Schedule of Classes

Introduction to electrical engineering. Topics includes: voltage, current, resistance, power, and energy, fundamentals of DC circuit analysis using Ohm's and Kirchoff's laws, Thevenin and Norton equivalent circuits, superposition, DC analysis of operational amplifiers, and simulation and analysis of DC circuits using SPICE.

Introduction to logic design with focus on the following topics: fundamentals of Boolean algebra and minimization techniques, logic realizations of SOP and POS functions, multiple function synthesis using PLDs, combinational circuit design as it applies to computers, sequential circuit elements, flip flops, counters and shift-registers, clock generation circuits, algorithmic state machine method of designing sequential circuits, and VHDL design and synthesis. Course culminates with a design project that uses VHDL to implement a finite state machine.

Introduction to computers and operating systems; introduction to programming in a high level language appropriate to electrical engineering.

The study of signals and systems using the discrete-time approach. Topic covered: modeling of discrete-time physical systems, sampling and reconstruction of signals, analog-to-digital converters, quantization, arithmetic formats (fixed- and floating-point), analysis of discrete-time LTI systems, Implementation of discrete-time systems, Z-transforms, frequency analysis of discrete-time signals, frequency domain analysis of LTI systems, discrete Fourier transform, design of FIR and IIR filters. Simulation and analysis of systems using MATLAB and Simulink.

Exploration of probability, statistics and random processes with emphasis on engineering applications. Topics covered: probability models, probability axioms, statistical independence, conditional probability, random variables, probability distributions, joint probability density functions, correlation, covariance, statistical estimate of random parameters, sampling distributions, reliability, random processes, power spectral density, and response of LTI systems to random inputs. Simulation and analysis using MATLAB.

Orthogonal signal representation; review of Fourier series and Fourier transform; basic probability theory; random processes; power spectral density; Shannon's channel capacity; sampling theorem; baseband signaling; bandpass signaling; complex envelop representation of signals and systems; analog modulations; binary and M-ary digital modulations; phase locked loops, demodulation circuits; matched filter; error performance in digital communications. Cross-listed as ECE 531.

A structured guide to the modeling of the design of digital systems, using VHDL, a hardware description language. VHDL is designed to fill a number of needs in the design process. It allows description of the structure of a system and the specification of the function using familiar programming language forms. As a result it allows the design of a system to be simulated and synthesized. Cross-listed as ECE 581.

Orthogonal signal representation; review of Fourier series and Fourier transform; basic probability theory; random processes; power spectral density; Shannon's channel capacity; sampling theorem; baseband signaling; bandpass signaling; complex envelop representation of signals and systems; analog modulations; binary and M-ary digital modulations; phase locked loops, demodulation circuits; matched filter; error performance in digital communications. Cross-listed as ECE 431.

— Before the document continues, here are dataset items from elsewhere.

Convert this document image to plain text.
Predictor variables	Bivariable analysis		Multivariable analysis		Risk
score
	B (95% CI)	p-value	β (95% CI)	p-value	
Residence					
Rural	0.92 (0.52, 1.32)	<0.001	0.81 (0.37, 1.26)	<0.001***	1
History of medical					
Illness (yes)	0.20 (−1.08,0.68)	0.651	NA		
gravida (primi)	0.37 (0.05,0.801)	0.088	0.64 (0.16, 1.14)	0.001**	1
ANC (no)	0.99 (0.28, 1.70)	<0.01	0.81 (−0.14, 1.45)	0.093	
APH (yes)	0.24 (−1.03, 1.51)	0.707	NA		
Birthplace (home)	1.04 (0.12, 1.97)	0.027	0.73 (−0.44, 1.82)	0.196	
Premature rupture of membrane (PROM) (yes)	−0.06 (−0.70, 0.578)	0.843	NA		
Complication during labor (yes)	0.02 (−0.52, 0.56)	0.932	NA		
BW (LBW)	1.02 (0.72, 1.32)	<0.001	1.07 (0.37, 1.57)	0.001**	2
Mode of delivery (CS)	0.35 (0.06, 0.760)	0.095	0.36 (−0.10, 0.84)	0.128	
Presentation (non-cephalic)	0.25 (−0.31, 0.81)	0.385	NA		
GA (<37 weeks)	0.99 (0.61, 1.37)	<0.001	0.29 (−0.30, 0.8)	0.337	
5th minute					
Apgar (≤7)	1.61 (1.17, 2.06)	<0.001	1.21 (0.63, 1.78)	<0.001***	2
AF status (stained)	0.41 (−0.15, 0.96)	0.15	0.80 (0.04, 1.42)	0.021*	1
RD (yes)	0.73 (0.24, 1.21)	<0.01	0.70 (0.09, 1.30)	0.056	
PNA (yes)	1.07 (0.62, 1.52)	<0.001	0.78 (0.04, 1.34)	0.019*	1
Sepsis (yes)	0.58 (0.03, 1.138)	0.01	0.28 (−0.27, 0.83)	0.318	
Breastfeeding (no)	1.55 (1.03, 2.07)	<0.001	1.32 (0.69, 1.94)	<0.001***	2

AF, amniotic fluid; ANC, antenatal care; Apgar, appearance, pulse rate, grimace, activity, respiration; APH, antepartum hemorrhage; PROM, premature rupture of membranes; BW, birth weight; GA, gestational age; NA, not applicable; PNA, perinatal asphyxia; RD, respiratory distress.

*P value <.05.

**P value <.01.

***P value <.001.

Design of digital filters and multirate systems. Topics include: review of discrete-time signals and systems, generalized linear phase, all-pass filters, minimum phase systems, inverse systems, FIR filter design, IIR filter design, resampling in time and frequency domain, half-band filters, polyphase filters, quadrature mirror filters and wavelets. Cross-listed as ECE 460.

A structured guide to the modeling of the design of digital systems, using VHDL, a hardware description language. VHDL is designed to fill a number of needs in the design process. It allows description of the structure of a system and the specification of the function using familiar programming language forms. As a result it allows the design of a system to be simulated and synthesized. Cross-listed as ECE 481.

Advanced techniques for analysis of electrical, mechanical, and electromechanical systems. State function concepts are emphasized with applications for determining state equations, system stability, and control.

Analysis, design and implementation of digital computer-controlled systems. Transform and state variable methods are used to analyze and design digital controllers. Introduction to discrete time optimal control, Kalman-Bucy filtering, system identification, nonlinear control, adaptive control, H-infinity control, contemporary software and hardware tools for design and rapid implementation of real-time digital controllers, and hardware-in-the-loop simulation of closed loop systems are presented.

Topics of special interest which may vary each time course is offered. Topic stated in current Schedule of Classes. Repeatable to a maximum of 6 semester hours.